Samuel Moyn is a Professor of Law at Yale Law School and a Professor of History at Yale University. His areas of interest in legal scholarship include international law, human rights, the law of war, and legal thought, in both historical and current perspective. In intellectual history, he has worked on a diverse range of subjects, especially 20th-century European moral and political theory. He was previously Jeremiah Smith, Jr. Professor of Law and Professor of History at Harvard. He began his teaching career at Columbia University, where he taught for 13 years in the history department, ending as Bryce Professor of European Legal History.
Moyn has written several books in his fields of European intellectual history and human rights history, including The Last Utopia: Human Rights in History (Harvard University Press, 2010).

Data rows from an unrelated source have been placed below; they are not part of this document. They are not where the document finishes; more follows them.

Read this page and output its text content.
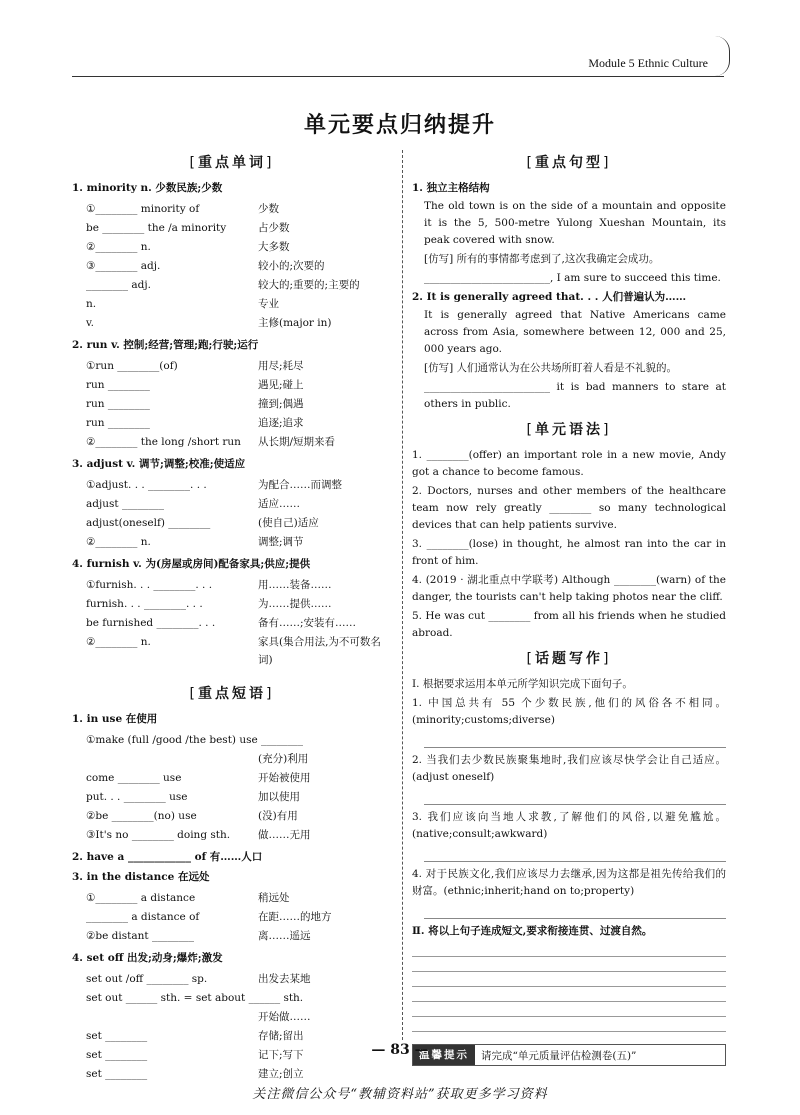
Module 5 Ethnic Culture
单元要点归纳提升
[重点单词]
1. minority n. 少数民族;少数
①________ minority of	少数
be ________ the /a minority	占少数
②________ n.	大多数
③________ adj.	较小的;次要的
________ adj.	较大的;重要的;主要的
n.	专业
v.	主修(major in)
2. run v. 控制;经营;管理;跑;行驶;运行
①run ________(of)	用尽;耗尽
run ________	遇见;碰上
run ________	撞到;偶遇
run ________	追逐;追求
②________ the long /short run 从长期/短期来看
3. adjust v. 调节;调整;校准;使适应
①adjust. . . ________. . .	为配合……而调整
adjust ________	适应……
adjust(oneself) ________	(使自己)适应
②________ n.	调整;调节
4. furnish v. 为(房屋或房间)配备家具;供应;提供
①furnish. . . ________. . .	用……装备……
furnish. . . ________. . .	为……提供……
be furnished ________. . .	备有……;安装有……
②________ n.	家具(集合用法,为不可数名词)
[重点短语]
1. in use 在使用
①make (full /good /the best) use ________
(充分)利用
come ________ use	开始被使用
put. . . ________ use	加以使用
②be ________(no) use	(没)有用
③It's no ________ doing sth.	做……无用
2. have a ____________ of 有……人口
3. in the distance 在远处
①________ a distance	稍远处
________ a distance of	在距……的地方
②be distant ________	离……遥远
4. set off 出发;动身;爆炸;激发
set out /off ________ sp.	出发去某地
set out ______ sth. = set about ______ sth.
开始做……
set ________	存储;留出
set ________	记下;写下
set ________	建立;创立
[重点句型]
1. 独立主格结构
The old town is on the side of a mountain and opposite it is the 5, 500-metre Yulong Xueshan Mountain, its peak covered with snow.
[仿写] 所有的事情都考虑到了,这次我确定会成功。
________________________, I am sure to succeed this time.
2. It is generally agreed that. . . 人们普遍认为……
It is generally agreed that Native Americans came across from Asia, somewhere between 12, 000 and 25, 000 years ago.
[仿写] 人们通常认为在公共场所盯着人看是不礼貌的。
________________________ it is bad manners to stare at others in public.
[单元语法]
1. ________(offer) an important role in a new movie, Andy got a chance to become famous.
2. Doctors, nurses and other members of the healthcare team now rely greatly ________ so many technological devices that can help patients survive.
3. ________(lose) in thought, he almost ran into the car in front of him.
4. (2019 · 湖北重点中学联考) Although ________(warn) of the danger, the tourists can't help taking photos near the cliff.
5. He was cut ________ from all his friends when he studied abroad.
[话题写作]
Ⅰ. 根据要求运用本单元所学知识完成下面句子。
1. 中国总共有 55 个少数民族,他们的风俗各不相同。(minority;customs;diverse)
2. 当我们去少数民族聚集地时,我们应该尽快学会让自己适应。(adjust oneself)
3. 我们应该向当地人求教,了解他们的风俗,以避免尴尬。(native;consult;awkward)
4. 对于民族文化,我们应该尽力去继承,因为这都是祖先传给我们的财富。(ethnic;inherit;hand on to;property)
Ⅱ. 将以上句子连成短文,要求衔接连贯、过渡自然。
温馨提示	请完成“单元质量评估检测卷(五)”
— 83 —
关注微信公众号“教辅资料站”获取更多学习资料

More recently, he gave Mellon Distinguished Lectures at the University of Pennsylvania in 2014 that appeared as Christian Human Rights (University of Pennsylvania Press, 2015). He is a co-editor of the journal Humanity, and is currently finishing a book for Harvard University Press on the relationship between human rights and distributive justice in modern times.
Moyn received a doctorate in modern European history from the University of California-Berkeley in 2000 and a law degree from Harvard University in 2001.
In 2016-17, Professor Moyn was a Fellow-in-Residence and a Berggruen Fellow at the Edmond J. Safra Center for Ethics.